Duruşmaya, Halkların Demokratik Partisi (HEDEP) Mûş Milletvekili Sümeyye Boz, HEDEP Hukuk ve İnsan Hakları Komisyonu Eşsözcüsü Nuray Özdoğan, İnsan Hakları Derneği (İHD) MYK üyesi Nuray Çevirmen, Hafıza Merkezi ve dosya avukatlarından Mûş Baro Başkanı Kadir Karaçelik ve Fuat Özgül, Wan Barosu Başkanı, Ankara Barosu, Özgürlük İçin Hukukçular Derneği (ÖHD) avukatı Özgür Yaldız ve aileden tek sağ kalan Aysel Öğüt ile Abdullah Öğüt, katıldı.

İlk olarak sanık Bülent Karaoğlu’na dair yetkilendirilen avukat, barolardan gelen avukatların savunmaların alınmaması talebinde bulundu. Ardından iddia makamı mütalaasını açıkladı.  

Dosyanın zaman aşımından düşürülmesi talebi

İddia makamı, sanık Bülent Karaoğlu’nun yetkili olduğu düşünülmemesi gerektiğini ve operasyonda bir askerin yaşamını yitirdiğini kaydederek, dosyanın zaman aşımına uğramasından kaynaklı düşürülmesini talep etti. 

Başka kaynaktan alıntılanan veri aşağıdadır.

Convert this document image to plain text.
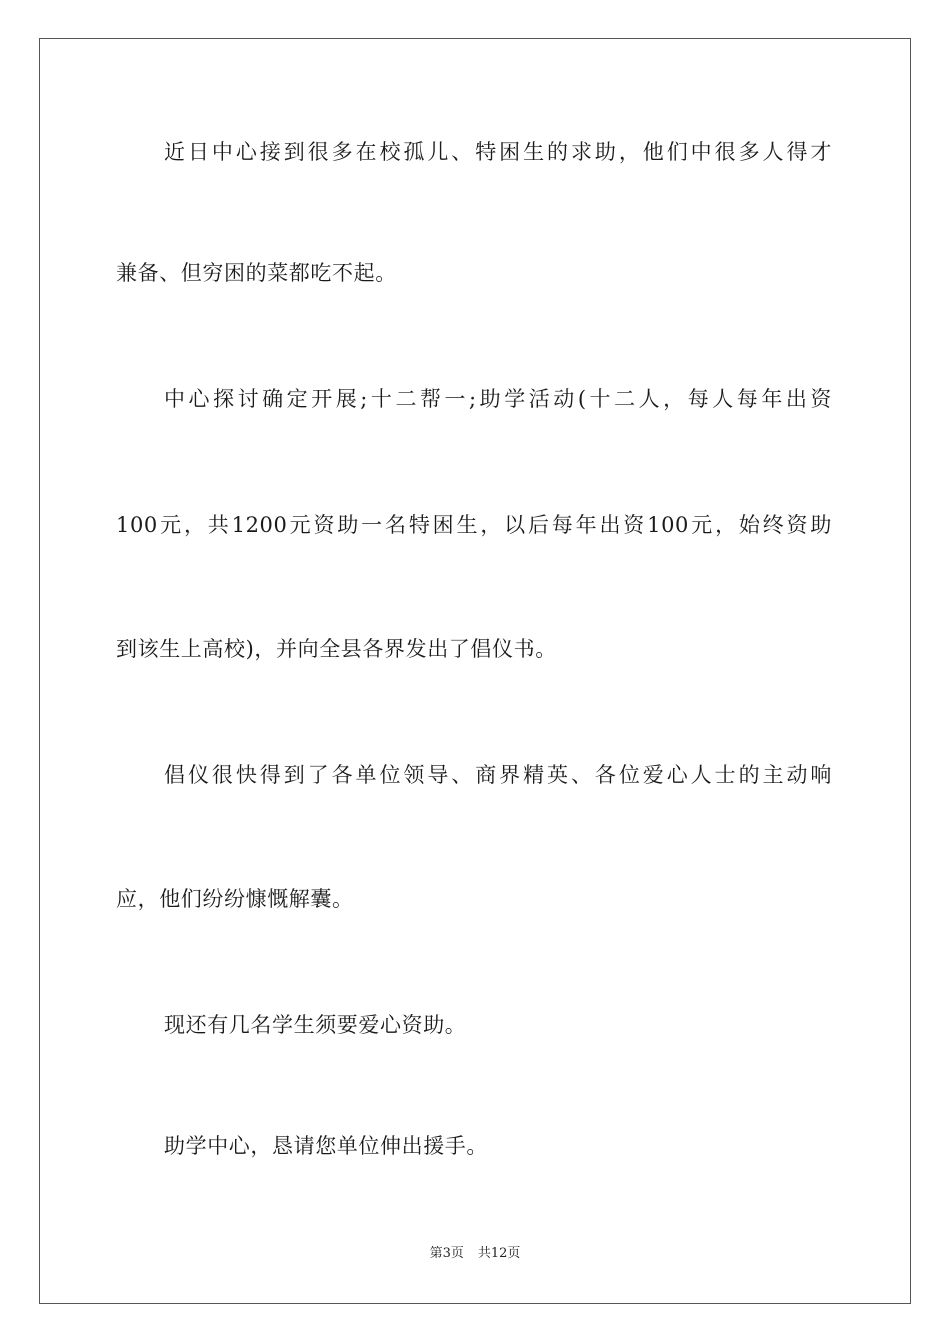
近日中心接到很多在校孤儿、特困生的求助，他们中很多人得才
兼备、但穷困的菜都吃不起。
中心探讨确定开展;十二帮一;助学活动(十二人，每人每年出资
100元，共1200元资助一名特困生，以后每年出资100元，始终资助
到该生上高校)，并向全县各界发出了倡仪书。
倡仪很快得到了各单位领导、商界精英、各位爱心人士的主动响
应，他们纷纷慷慨解囊。
现还有几名学生须要爱心资助。
助学中心，恳请您单位伸出援手。
第3页 共12页
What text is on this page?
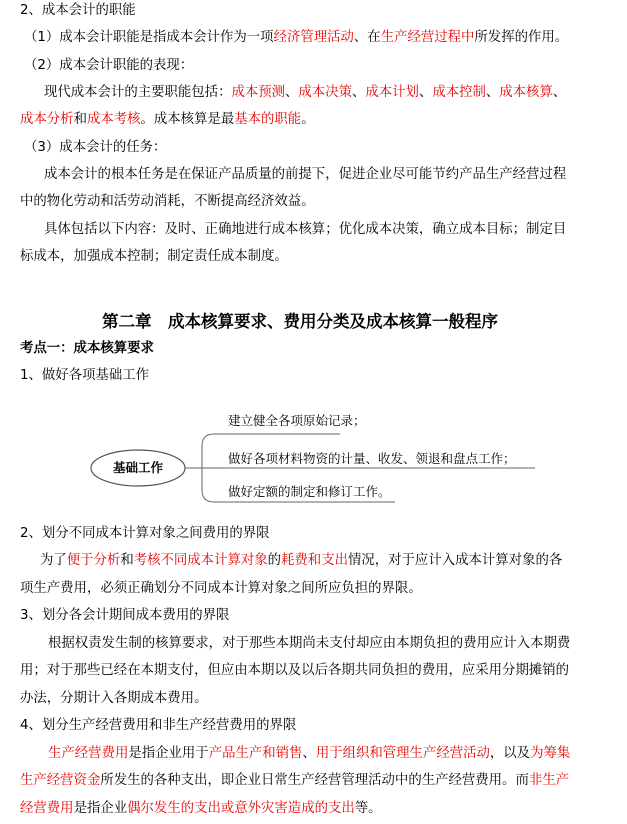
2、成本会计的职能
（1）成本会计职能是指成本会计作为一项经济管理活动、在生产经营过程中所发挥的作用。
（2）成本会计职能的表现：
现代成本会计的主要职能包括：成本预测、成本决策、成本计划、成本控制、成本核算、
成本分析和成本考核。成本核算是最基本的职能。
（3）成本会计的任务：
成本会计的根本任务是在保证产品质量的前提下，促进企业尽可能节约产品生产经营过程
中的物化劳动和活劳动消耗，不断提高经济效益。
具体包括以下内容：及时、正确地进行成本核算；优化成本决策，确立成本目标；制定目
标成本，加强成本控制；制定责任成本制度。
第二章　成本核算要求、费用分类及成本核算一般程序
考点一：成本核算要求
1、做好各项基础工作
基础工作
建立健全各项原始记录；
做好各项材料物资的计量、收发、领退和盘点工作；
做好定额的制定和修订工作。
2、划分不同成本计算对象之间费用的界限
为了便于分析和考核不同成本计算对象的耗费和支出情况，对于应计入成本计算对象的各
项生产费用，必须正确划分不同成本计算对象之间所应负担的界限。
3、划分各会计期间成本费用的界限
根据权责发生制的核算要求，对于那些本期尚未支付却应由本期负担的费用应计入本期费
用；对于那些已经在本期支付，但应由本期以及以后各期共同负担的费用，应采用分期摊销的
办法，分期计入各期成本费用。
4、划分生产经营费用和非生产经营费用的界限
生产经营费用是指企业用于产品生产和销售、用于组织和管理生产经营活动，以及为筹集
生产经营资金所发生的各种支出，即企业日常生产经营管理活动中的生产经营费用。而非生产
经营费用是指企业偶尔发生的支出或意外灾害造成的支出等。
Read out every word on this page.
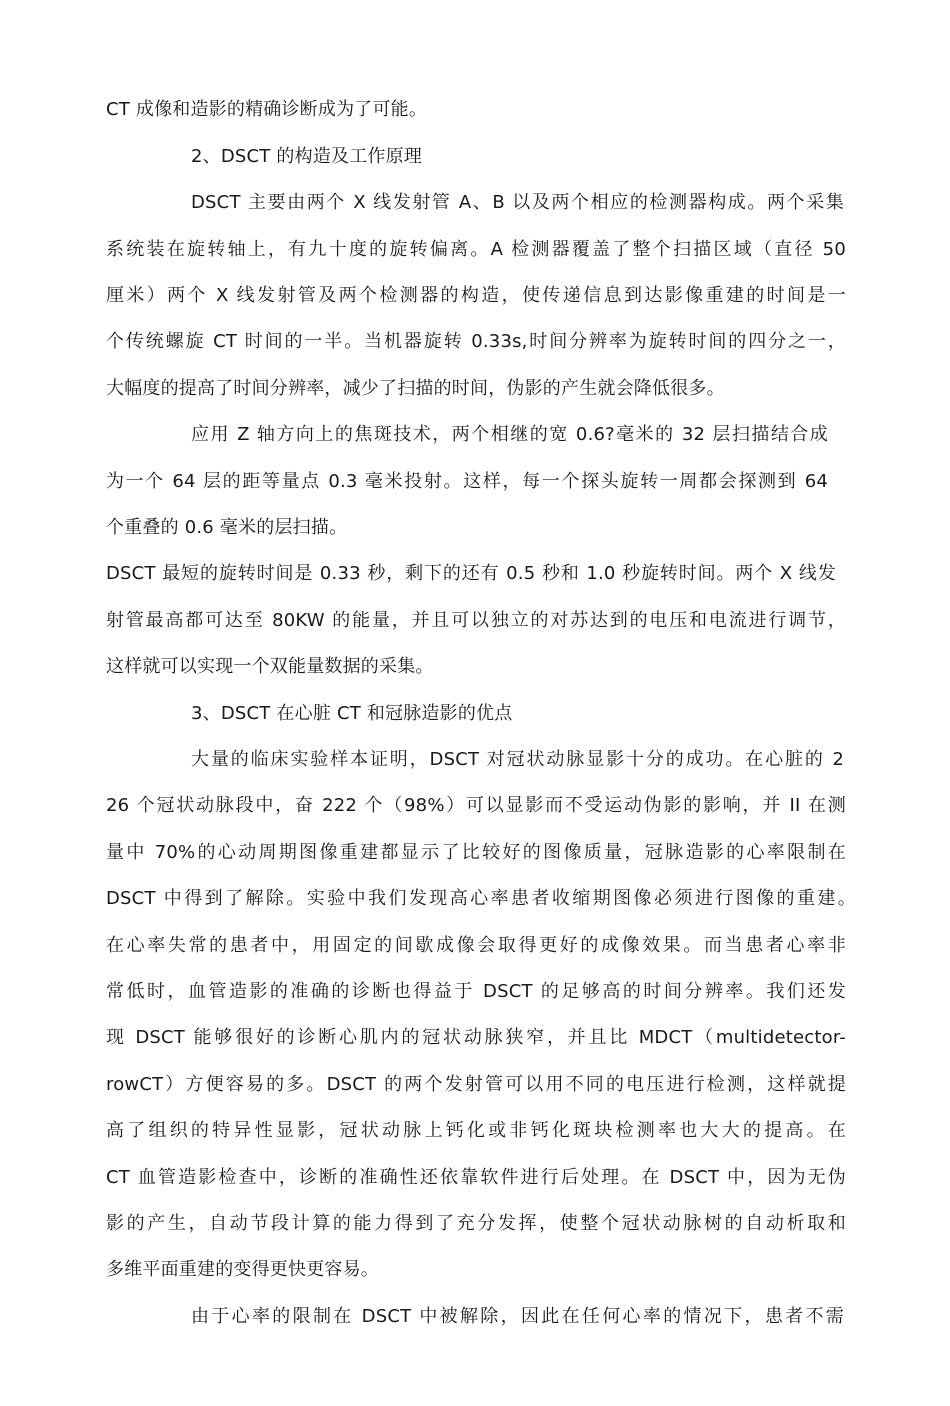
CT 成像和造影的精确诊断成为了可能。
2、DSCT 的构造及工作原理
DSCT 主要由两个 X 线发射管 A、B 以及两个相应的检测器构成。两个采集
系统装在旋转轴上，有九十度的旋转偏离。A 检测器覆盖了整个扫描区域（直径 50
厘米）两个 X 线发射管及两个检测器的构造，使传递信息到达影像重建的时间是一
个传统螺旋 CT 时间的一半。当机器旋转 0.33s,时间分辨率为旋转时间的四分之一，
大幅度的提高了时间分辨率，减少了扫描的时间，伪影的产生就会降低很多。
应用 Z 轴方向上的焦斑技术，两个相继的宽 0.6?毫米的 32 层扫描结合成
为一个 64 层的距等量点 0.3 毫米投射。这样，每一个探头旋转一周都会探测到 64
个重叠的 0.6 毫米的层扫描。
DSCT 最短的旋转时间是 0.33 秒，剩下的还有 0.5 秒和 1.0 秒旋转时间。两个 X 线发
射管最高都可达至 80KW 的能量，并且可以独立的对苏达到的电压和电流进行调节，
这样就可以实现一个双能量数据的采集。
3、DSCT 在心脏 CT 和冠脉造影的优点
大量的临床实验样本证明，DSCT 对冠状动脉显影十分的成功。在心脏的 2
26 个冠状动脉段中，奋 222 个（98%）可以显影而不受运动伪影的影响，并 II 在测
量中 70%的心动周期图像重建都显示了比较好的图像质量，冠脉造影的心率限制在
DSCT 中得到了解除。实验中我们发现高心率患者收缩期图像必须进行图像的重建。
在心率失常的患者中，用固定的间歇成像会取得更好的成像效果。而当患者心率非
常低时，血管造影的准确的诊断也得益于 DSCT 的足够高的时间分辨率。我们还发
现 DSCT 能够很好的诊断心肌内的冠状动脉狭窄，并且比 MDCT（multidetector-
rowCT）方便容易的多。DSCT 的两个发射管可以用不同的电压进行检测，这样就提
高了组织的特异性显影，冠状动脉上钙化或非钙化斑块检测率也大大的提高。在
CT 血管造影检查中，诊断的准确性还依靠软件进行后处理。在 DSCT 中，因为无伪
影的产生，自动节段计算的能力得到了充分发挥，使整个冠状动脉树的自动析取和
多维平面重建的变得更快更容易。
由于心率的限制在 DSCT 中被解除，因此在任何心率的情况下，患者不需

Avukatlar: İnsanlık suçunda zaman aşımı olmaz

İddia makamının ardından Wan Barosu Başkanı Sinan Özaraz bir kişinin görevi dışına çıkarak bir ailenin katliamına sebep olduğunu belirtti. Sinan, ortada insanlık suçu olduğu için insanlık suçuna ilişkin işlenen suçların zaman aşımına uğramayacağını ve mütalaanın kabul edilmemesi gerektiğini kaydetti. Ardından Ankara Barosu adına katılan avukatlar da, “Dosya insanlığa karşı işlenmiş bir suçtur ve buna göre karar verilmesi gerekiyor. Ortada zaman aşımına yönelik mütalaayı kabul etmek mümkün değil” sözlerini kullanarak, davaya katılım talebinde bulundu.

Katılma taleplerini değerlendiren mahkeme heyeti, Ankara ve Wan Barosu’nun dosyaya katılma taleplerini dosyanın geldiği aşamadan kaynaklı reddetti.

Aysel Öğüt: Gözümün önünde ailem katledildi

Ardından aile bireylerden Abdullah Öğüt, davanın düşürülmesini istemediğini, Bülent Karaoğlu’nun cezalandırılmasını talep etti. Aysel Öğüt ise, “Sizden tek istediğim adalet, ailemin hakkının yerde kalmasını istemiyorum. Benim gözümün önünde ailem katledildi, bu katilin yakalanmasını istiyorum. Hakkımı önce Allah’a sonra size havale ediyorum” şeklinde konuştu.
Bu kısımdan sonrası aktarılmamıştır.